Speaker explores nurse practitioners’ role in health reformApr. 30, 2015, 8:41 AM
Patients should have full and direct access to the health provider of their choice, according to Cindy Cooke, DNP, president-elect of the American Association of Nurse Practitioners (AANP), who recently spoke to faculty, students and members of the community at Vanderbilt University School Nursing (VUSN).
Cooke practices at an Army health clinic in Huntsville, Alabama, and was invited to speak by the VUSN Military/Veterans Student Group.
“The role of nurse practitioner started 50 years ago to provide primary care as more people sought care under the then-new Medicare and Medicaid programs,” Cooke said. “The same thing is happening today with health care reform as nurse practitioners are providing high quality, cost effective care, and that’s one reason that nurse practitioner is a rapidly growing job opportunity in the country.”

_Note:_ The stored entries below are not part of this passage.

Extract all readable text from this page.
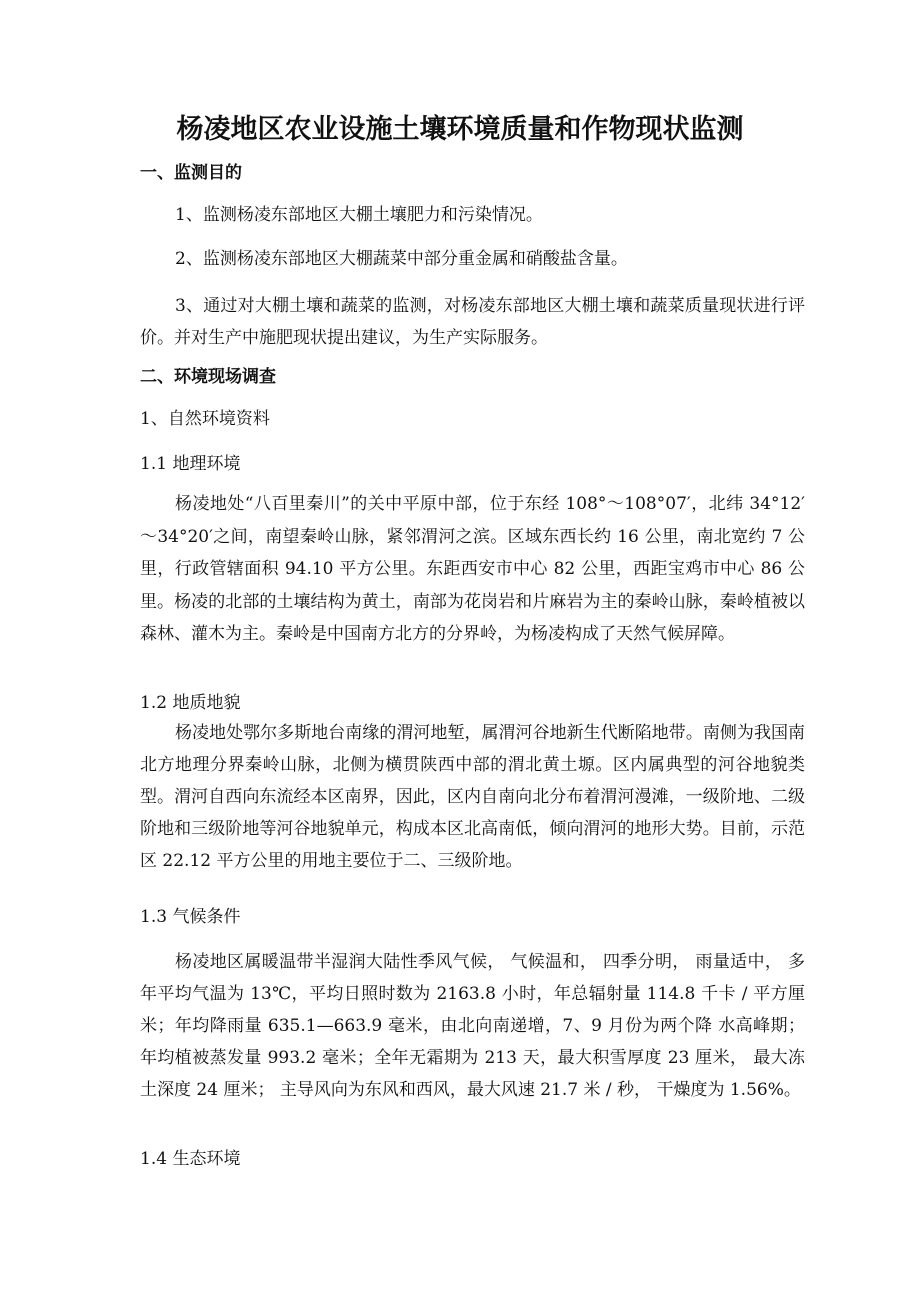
杨凌地区农业设施土壤环境质量和作物现状监测
一、监测目的

1、监测杨凌东部地区大棚土壤肥力和污染情况。

2、监测杨凌东部地区大棚蔬菜中部分重金属和硝酸盐含量。

3、通过对大棚土壤和蔬菜的监测，对杨凌东部地区大棚土壤和蔬菜质量现状进行评价。并对生产中施肥现状提出建议，为生产实际服务。

二、环境现场调查
1、自然环境资料
1.1 地理环境

杨凌地处“八百里秦川”的关中平原中部，位于东经 108°～108°07′，北纬 34°12′～34°20′之间，南望秦岭山脉，紧邻渭河之滨。区域东西长约 16 公里，南北宽约 7 公里，行政管辖面积 94.10 平方公里。东距西安市中心 82 公里，西距宝鸡市中心 86 公里。杨凌的北部的土壤结构为黄土，南部为花岗岩和片麻岩为主的秦岭山脉，秦岭植被以森林、灌木为主。秦岭是中国南方北方的分界岭，为杨凌构成了天然气候屏障。

1.2 地质地貌

杨凌地处鄂尔多斯地台南缘的渭河地堑，属渭河谷地新生代断陷地带。南侧为我国南北方地理分界秦岭山脉，北侧为横贯陕西中部的渭北黄土塬。区内属典型的河谷地貌类型。渭河自西向东流经本区南界，因此，区内自南向北分布着渭河漫滩，一级阶地、二级阶地和三级阶地等河谷地貌单元，构成本区北高南低，倾向渭河的地形大势。目前，示范区 22.12 平方公里的用地主要位于二、三级阶地。

1.3 气候条件

杨凌地区属暖温带半湿润大陆性季风气候， 气候温和， 四季分明， 雨量适中， 多年平均气温为 13℃，平均日照时数为 2163.8 小时，年总辐射量 114.8 千卡 / 平方厘米；年均降雨量 635.1—663.9 毫米，由北向南递增，7、9 月份为两个降 水高峰期；年均植被蒸发量 993.2 毫米；全年无霜期为 213 天，最大积雪厚度 23 厘米， 最大冻土深度 24 厘米； 主导风向为东风和西风，最大风速 21.7 米 / 秒， 干燥度为 1.56%。

1.4 生态环境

Cook said that a patients have a right to see the type of provider they choose. However, patient choice is often hampered because nurse practitioners do not have full practice authority to include prescription-writing privileges in all 50 states. In fact, just 20 states and the District of Columbia allow nurse practitioners to have full practice authority.

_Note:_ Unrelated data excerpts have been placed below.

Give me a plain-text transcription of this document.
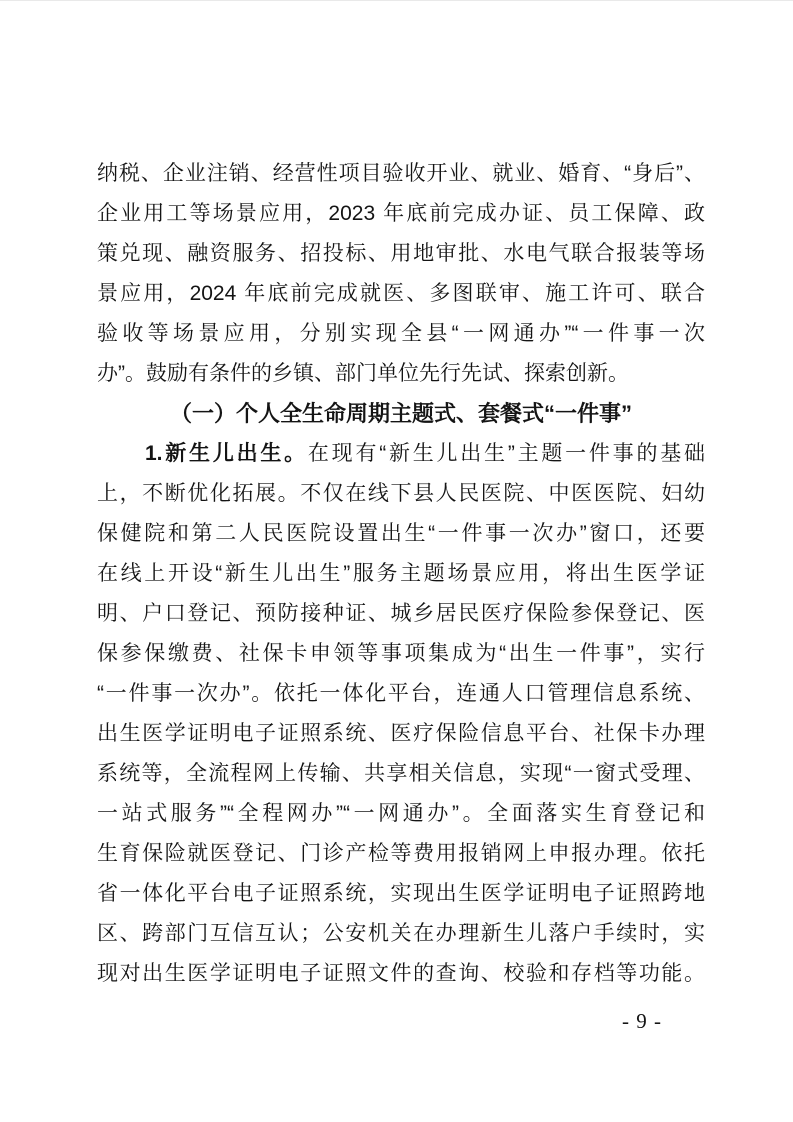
纳税、企业注销、经营性项目验收开业、就业、婚育、“身后”、
企业用工等场景应用，2023 年底前完成办证、员工保障、政
策兑现、融资服务、招投标、用地审批、水电气联合报装等场
景应用，2024 年底前完成就医、多图联审、施工许可、联合
验收等场景应用，分别实现全县“一网通办”“一件事一次
办”。鼓励有条件的乡镇、部门单位先行先试、探索创新。
（一）个人全生命周期主题式、套餐式“一件事”
1.新生儿出生。在现有“新生儿出生”主题一件事的基础
上，不断优化拓展。不仅在线下县人民医院、中医医院、妇幼
保健院和第二人民医院设置出生“一件事一次办”窗口，还要
在线上开设“新生儿出生”服务主题场景应用，将出生医学证
明、户口登记、预防接种证、城乡居民医疗保险参保登记、医
保参保缴费、社保卡申领等事项集成为“出生一件事”，实行
“一件事一次办”。依托一体化平台，连通人口管理信息系统、
出生医学证明电子证照系统、医疗保险信息平台、社保卡办理
系统等，全流程网上传输、共享相关信息，实现“一窗式受理、
一站式服务”“全程网办”“一网通办”。全面落实生育登记和
生育保险就医登记、门诊产检等费用报销网上申报办理。依托
省一体化平台电子证照系统，实现出生医学证明电子证照跨地
区、跨部门互信互认；公安机关在办理新生儿落户手续时，实
现对出生医学证明电子证照文件的查询、校验和存档等功能。
- 9 -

The AANP is rallying its base of more than 58,000 members to contact legislators on a state-by-state basis, including in Tennessee, for change. Cooke sees these practice limitations as barriers to accessible care, especially in rural areas where there are often limited health care providers.
On the federal level, the AANP’s top agenda item for the next 18 months is focused on Medicare and the SGR (Sustainable Growth Rate) fix. Specifically, the group is promoting the authority for advanced practice nurses to be able to order home health care for patients covered by Medicare and be able to order appropriate durable medical equipment.